Der Ankläger führte aus, der Angeklagte habe wissen müssen, dass ein Rausch von Cannabis bei ihm gefährlich werden könne. Als er im Jahr 2021 dieses Rauschgift zum ersten Mal konsumiert habe, sei er seelisch in einen Zustand geraten, den er gegenüber der psychiatrischen Gutachterin als Paranoia beschrieben habe. Deshalb hätte er sich nicht wieder mit dieser Droge berauschen dürfen. Weil er im benebelten Zustand eine schwere Gewalttat begangen habe, komme dafür nur eine Gefängnisstrafe in Betracht. In der Anklage war dem Jordanier noch versuchter Totschlag und Körperverletzung mit einem gefährlichen Werkzeug vorgeworfen worden.

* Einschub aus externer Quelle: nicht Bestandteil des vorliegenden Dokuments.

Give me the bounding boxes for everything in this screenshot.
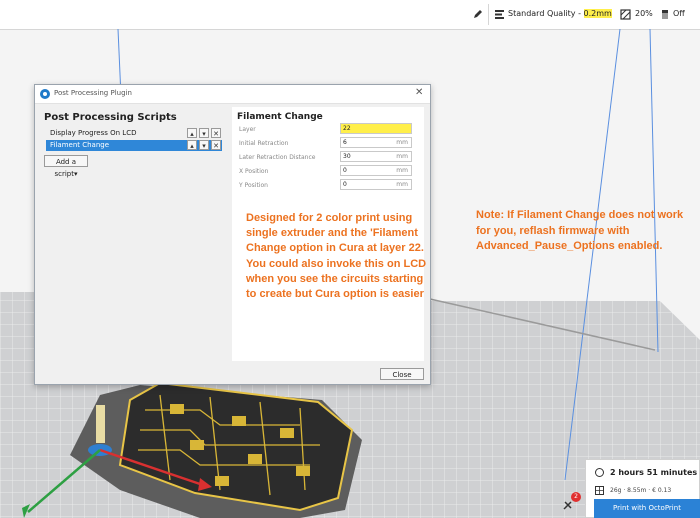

Der Anwalt Claus Schwerter, Nebenklagevertreter für das Opfer, sagte, die Verletzungen mit dem Messer seien massiv gewesen und die junge Frau leide heute noch körperlich und seelisch unter den Folgen, etwa unter Schmerzen und Angstzuständen beim Klingeln an der Wohnungstür. Allerdings zeige das Video aus der Bodycam des Polizisten am Tatort, dass der Angreifer zur Tatzeit tatsächlich unter einer Psychose gelitten und diese nicht nur vorgetäuscht habe. Der Anwalt bat die Richter, beim Strafmaß die Folgen der Gewalttat zu berücksichtigen.

Verteidiger Moritz Schmitt-Fricke wies darauf hin, Sanad B. habe sich „legal berauscht“. Gleichzeitig übte der Anwalt Kritik an der Teillegalisierung von Cannabis, indem er sagte, die Befürworter der seit dem vergangenen Jahr geltenden Regelung sollten das Video ansehen, das den jungen Mann in seinem psychotischen Rauschzustand zeige. Der Verteidiger widersprach dem Staatsanwalt und forderte, den Angeklagten nicht dafür zu bestrafen, dass er die Droge genommen habe. Der vom Ankläger genannte Konsum liege Jahre zurück. Die Richter wollen ihr Urteil am Donnerstag verkünden.